Eight years before receiving his first Oscar nomination, for directing1943’s The More the Merrier, George Stevens directed this 1935 version of the oft-filmed Gene Stratton-Porter novel. John Beal plays Laddie Stanton, a farm boy in 1850s Indiana, whose love for beautiful Pamela Pryor (Gloria Stuart, more than 60 years before she went “back to Titanic”) is thwarted by her snobbish father (How Green Was My Valley’s Oscar-winning Donald Crisp). Laddie was the first drama from cinematographer-turned-director Stevens, whose earlier features were comedies like The Cohens and Kellys in Trouble and Hollywood Party, and his work on the film inspired RKO to hire him for his first prestige project, Alice Adams, which went on to receive Oscar nominations for Outstanding Production and for star Katharine Hepburn. Laddie has been largely unseen for decades, and the Academy is presenting this newly restored print of the film as part of its ongoing George Stevens Lecture series on film directing.

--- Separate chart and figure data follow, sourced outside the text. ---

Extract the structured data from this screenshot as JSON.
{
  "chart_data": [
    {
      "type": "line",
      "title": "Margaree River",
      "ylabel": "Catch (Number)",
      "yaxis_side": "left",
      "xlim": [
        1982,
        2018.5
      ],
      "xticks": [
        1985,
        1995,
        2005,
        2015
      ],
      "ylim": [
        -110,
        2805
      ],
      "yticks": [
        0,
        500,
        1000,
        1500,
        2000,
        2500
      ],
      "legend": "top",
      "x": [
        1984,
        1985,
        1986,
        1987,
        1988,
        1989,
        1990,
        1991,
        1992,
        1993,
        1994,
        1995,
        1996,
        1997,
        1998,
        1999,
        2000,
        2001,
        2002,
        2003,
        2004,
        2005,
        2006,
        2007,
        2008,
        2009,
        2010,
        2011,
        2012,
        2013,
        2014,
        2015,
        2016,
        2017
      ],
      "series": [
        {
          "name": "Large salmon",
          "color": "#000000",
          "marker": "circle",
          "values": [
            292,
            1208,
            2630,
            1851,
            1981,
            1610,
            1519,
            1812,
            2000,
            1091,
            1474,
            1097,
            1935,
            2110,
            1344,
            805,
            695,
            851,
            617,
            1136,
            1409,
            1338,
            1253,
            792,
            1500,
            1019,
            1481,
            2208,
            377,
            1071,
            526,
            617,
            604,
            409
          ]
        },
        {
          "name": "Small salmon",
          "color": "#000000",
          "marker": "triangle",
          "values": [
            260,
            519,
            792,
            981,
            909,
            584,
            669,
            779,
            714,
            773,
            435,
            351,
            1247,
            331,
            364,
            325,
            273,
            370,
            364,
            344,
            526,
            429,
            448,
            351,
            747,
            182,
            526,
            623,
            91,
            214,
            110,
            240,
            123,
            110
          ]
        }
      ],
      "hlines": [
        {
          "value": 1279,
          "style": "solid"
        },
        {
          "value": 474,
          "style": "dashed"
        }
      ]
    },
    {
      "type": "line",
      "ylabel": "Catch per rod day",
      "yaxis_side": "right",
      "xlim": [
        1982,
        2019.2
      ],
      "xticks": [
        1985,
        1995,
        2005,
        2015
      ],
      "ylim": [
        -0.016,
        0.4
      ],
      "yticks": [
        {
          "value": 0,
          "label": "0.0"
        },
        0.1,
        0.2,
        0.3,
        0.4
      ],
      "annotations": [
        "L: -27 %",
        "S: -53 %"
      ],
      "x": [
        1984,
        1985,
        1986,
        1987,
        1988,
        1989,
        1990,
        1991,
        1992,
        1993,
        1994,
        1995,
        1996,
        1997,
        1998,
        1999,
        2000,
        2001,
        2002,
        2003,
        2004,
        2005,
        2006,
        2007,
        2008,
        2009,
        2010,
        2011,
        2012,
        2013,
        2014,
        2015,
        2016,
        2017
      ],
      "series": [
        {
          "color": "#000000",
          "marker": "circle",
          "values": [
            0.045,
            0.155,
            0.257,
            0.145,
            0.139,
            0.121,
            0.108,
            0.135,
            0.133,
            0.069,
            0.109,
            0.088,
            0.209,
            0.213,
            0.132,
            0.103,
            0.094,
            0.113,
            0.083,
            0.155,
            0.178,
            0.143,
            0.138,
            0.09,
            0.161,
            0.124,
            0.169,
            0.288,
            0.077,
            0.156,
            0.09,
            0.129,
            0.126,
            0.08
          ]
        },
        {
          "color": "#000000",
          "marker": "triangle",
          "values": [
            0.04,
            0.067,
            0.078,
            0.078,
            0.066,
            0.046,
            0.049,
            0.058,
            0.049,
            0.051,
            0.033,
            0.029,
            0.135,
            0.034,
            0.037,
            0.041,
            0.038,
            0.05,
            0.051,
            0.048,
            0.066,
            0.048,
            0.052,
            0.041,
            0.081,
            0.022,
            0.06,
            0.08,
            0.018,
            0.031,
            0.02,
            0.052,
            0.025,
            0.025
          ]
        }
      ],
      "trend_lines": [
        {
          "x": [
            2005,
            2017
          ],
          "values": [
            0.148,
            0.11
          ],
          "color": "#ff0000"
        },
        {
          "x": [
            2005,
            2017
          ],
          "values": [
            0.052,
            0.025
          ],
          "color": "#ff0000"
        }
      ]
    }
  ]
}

1935, 70 minutes, black and white, 35mm | Directed by George Stevens; written by Ray Harris and Dorothy Yost, based on the novel Laddie: A True Blue Story by Gene Stratton-Porter; with John Beal, Gloria Stuart, Virginia Weidler, Donald Crisp, Dorothy Peterson.
Elizabeth Taylor and Montgomery Clift in A PLACE IN THE SUN, 1951
A PLACE IN THE SUN
Saturday, September 27 | 7:30 p.m.
Introduced by Michael Stevens
George Stevens won the first of his two Oscars for Directing for this moving and romantic film version of Theodore Dreiser’s 1925 novel An American Tragedy. Montgomery Clift, in one of the roles that defined his screen persona as well as confirming him as one of the top leading men of his era, plays George Eastman, who leaves his impoverished mother to work for a wealthy uncle in California. George becomes involved with factory worker Alice Tripp (a heartbreaking Shelley Winters) only to fall hard for wealthy young Angela Vickers (Elizabeth Taylor, never more beautiful). The film also earned Oscars for its Cinematography, Costume Design, Film Editing, Music and Writing, and nominations for Clift, Winters and Best Picture. Richard LaGravenese, an Academy award nominee for his screenplay for The Fisher King and the director of such films as Living Out Loud and Freedom Writers, will introduce the film as part of the George Stevens Lecture series.
1951, 122 minutes, black and white, DCP | Produced and directed by George Stevens; written by Michael Wilson and Harry Brown, based on the novel An American Tragedy by Theodore Dreiser and the play by Patrick Kearney; with Montgomery Clift, Elizabeth Taylor, Shelley Winters, Anne Revere, Keefe Brasselle, Fred Clark, Raymond Burr.
$5 general admission | $3 Academy members and students with a valid ID.